Everywhere she went, she said, picking strawberries, Ladies' Aid meetings, shopping for produce at the fruit market, the other married women treated her with a strange respect.

They stopped speaking when she approached.  They whispered as she departed. The ones who knew her best huddled around her, asking again and again if she had any "news."

Sometimes, my mother thought she saw pity in their eyes, worry.

But hindsight, she said, is always 20/20..

Then, one steamy August afternoon, Carlos came home early from the butcher shop and confessed.

He was sleeping with a seventeen-year-old girl named Phyllis.  Phyllis, he told my mother, was pregnant.

"And I don't believe her," Carlos pleaded. "I don't believe a word she says.  Give me six months, Bernice.  Six months alone, at the cabin with her.  I'll prove her wrong and come back to you."

And so it came to pass that  my mother moved her two children back to her father's house in St. Paul and became a "divorcee".

The year was 1938, and it was not easy rebuilding a shame-ridden life among  judgmental,  irritated Swedes.  Even so, my mother worked hard to remove the taint and scandal of abandonment.

Nothing was righted until nine years later when she married Hans, my father.

The power of lies.


Flash forward eighty-something years.

Carlos is dead.  So is his childless widow, Phyllis.  My mother and father are dead too.

But the lessons of all their intertwined lives continue to educate. 

Living in a family devastated by lies,  I learned the importance of always speaking the truth, no matter how difficult.

But sometimes,  the truth is wrapped in bad news.  And bad news is hard to deliver.

Still - if my mother were still alive, she would say what she always said.

The truth never hurt anyone.  And if it does, the pain is always worth the knowledge gained.

So, at midsummer, when I'm certain several of my women friends are unaware of the antics of their ne'er do well spouses, I offer . . . .

Five simple rules for sharing the worst news possible.

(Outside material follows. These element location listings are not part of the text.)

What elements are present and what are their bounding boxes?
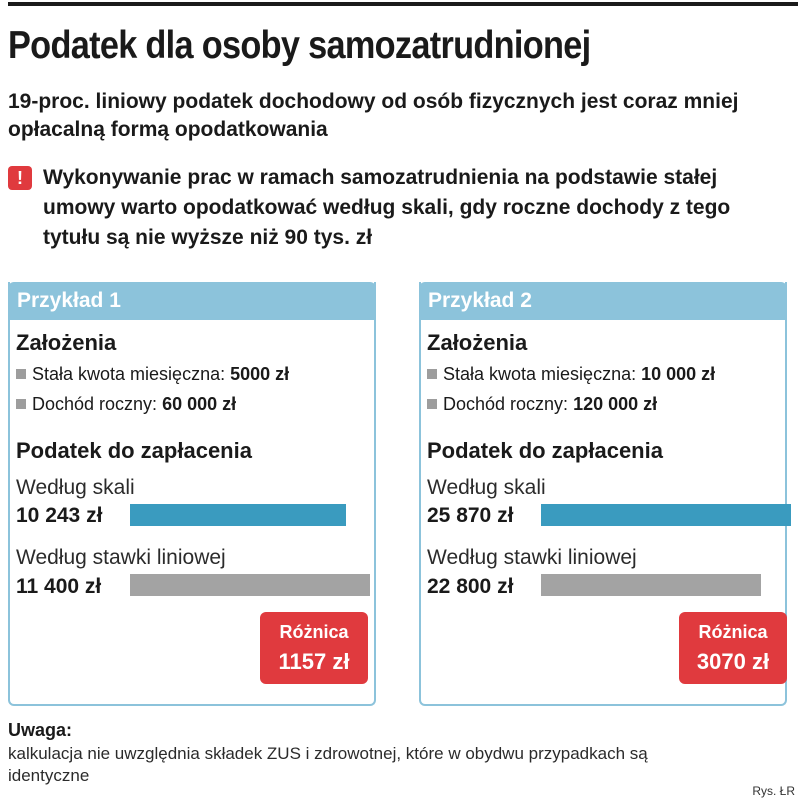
assumptions-heading: Założenia <box>16 330 117 355</box>
subtitle: 19-proc. liniowy podatek dochodowy od os… <box>8 90 739 141</box>
example-panel-1: Przykład 1 Założenia Stała kwota miesięc… <box>8 282 376 706</box>
annual-row: Dochód roczny: 120 000 zł <box>427 394 657 415</box>
linear-value: 22 800 zł <box>427 575 514 598</box>
difference-value: 3070 zł <box>696 649 770 674</box>
assumptions-heading: Założenia <box>427 330 528 355</box>
difference-box: Różnica 1157 zł <box>260 612 368 684</box>
bullet-square-icon <box>16 399 26 409</box>
example-panel-2: Przykład 2 Założenia Stała kwota miesięc… <box>419 282 791 706</box>
bullet-square-icon <box>16 369 26 379</box>
linear-value: 11 400 zł <box>16 575 102 598</box>
credit: Rys. ŁR <box>752 784 795 798</box>
monthly-label: Stała kwota miesięczna: <box>443 364 637 384</box>
linear-label: Według stawki liniowej <box>16 546 226 569</box>
scale-label: Według skali <box>16 476 135 499</box>
alert-text: Wykonywanie prac w ramach samozatrudnien… <box>43 166 731 249</box>
page-title: Podatek dla osoby samozatrudnionej <box>8 24 591 67</box>
scale-bar <box>130 504 346 526</box>
bullet-square-icon <box>427 369 437 379</box>
difference-label: Różnica <box>698 622 768 642</box>
annual-label: Dochód roczny: <box>443 394 569 414</box>
annual-value: 60 000 zł <box>162 394 237 414</box>
tax-heading: Podatek do zapłacenia <box>16 438 252 463</box>
linear-bar <box>130 574 370 596</box>
monthly-row: Stała kwota miesięczna: 10 000 zł <box>427 364 715 385</box>
monthly-label: Stała kwota miesięczna: <box>32 364 226 384</box>
annual-label: Dochód roczny: <box>32 394 158 414</box>
linear-label: Według stawki liniowej <box>427 546 637 569</box>
monthly-value: 10 000 zł <box>641 364 716 384</box>
note-heading: Uwaga: <box>8 720 73 740</box>
linear-bar <box>541 574 761 596</box>
monthly-value: 5000 zł <box>230 364 290 384</box>
annual-row: Dochód roczny: 60 000 zł <box>16 394 236 415</box>
annual-value: 120 000 zł <box>573 394 658 414</box>
top-rule <box>8 2 798 6</box>
scale-value: 25 870 zł <box>427 504 514 527</box>
exclamation-icon: ! <box>8 166 32 190</box>
bullet-square-icon <box>427 399 437 409</box>
note-text: kalkulacja nie uwzględnia składek ZUS i … <box>8 744 648 785</box>
difference-label: Różnica <box>279 622 349 642</box>
difference-box: Różnica 3070 zł <box>679 612 787 684</box>
scale-bar <box>541 504 791 526</box>
example-1-title: Przykład 1 <box>8 282 376 320</box>
difference-value: 1157 zł <box>278 649 350 674</box>
monthly-row: Stała kwota miesięczna: 5000 zł <box>16 364 289 385</box>
example-2-title: Przykład 2 <box>419 282 787 320</box>
scale-value: 10 243 zł <box>16 504 103 527</box>
scale-label: Według skali <box>427 476 546 499</box>
tax-heading: Podatek do zapłacenia <box>427 438 663 463</box>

  1. Be certain your facts are correct.  Verify, verify, verify. 
  2. Before you contact her, contact him.   Warn the cheater.  Tell him you're about to blow the lid off his lies - unless he tells his wife the truth.  Give him a deadline - but be careful.  A trapped animal strikes out at anyone - so make certain you deliver this message in a bright, sunny place, surrounded by strangers.  And then - leave town for a few days.  Better safe than sorry.
  3. You're wondering what to say and how to say it?  Phone her - and say this.   "I have information about your marriage.  I want to share it with you, but I won't do so if you do not want to hear it." 
  4. She'll beg you to tell her - but never, never drop the bomb over the phone.   Offer to meet. 
  5. Bring flowers.  Bring a bottle of wine.  Bring a box of Kleenex and all your support. 
You will be surprised how easily the words come, once you see her.

Another thing that grows in the sunshine;  friendship.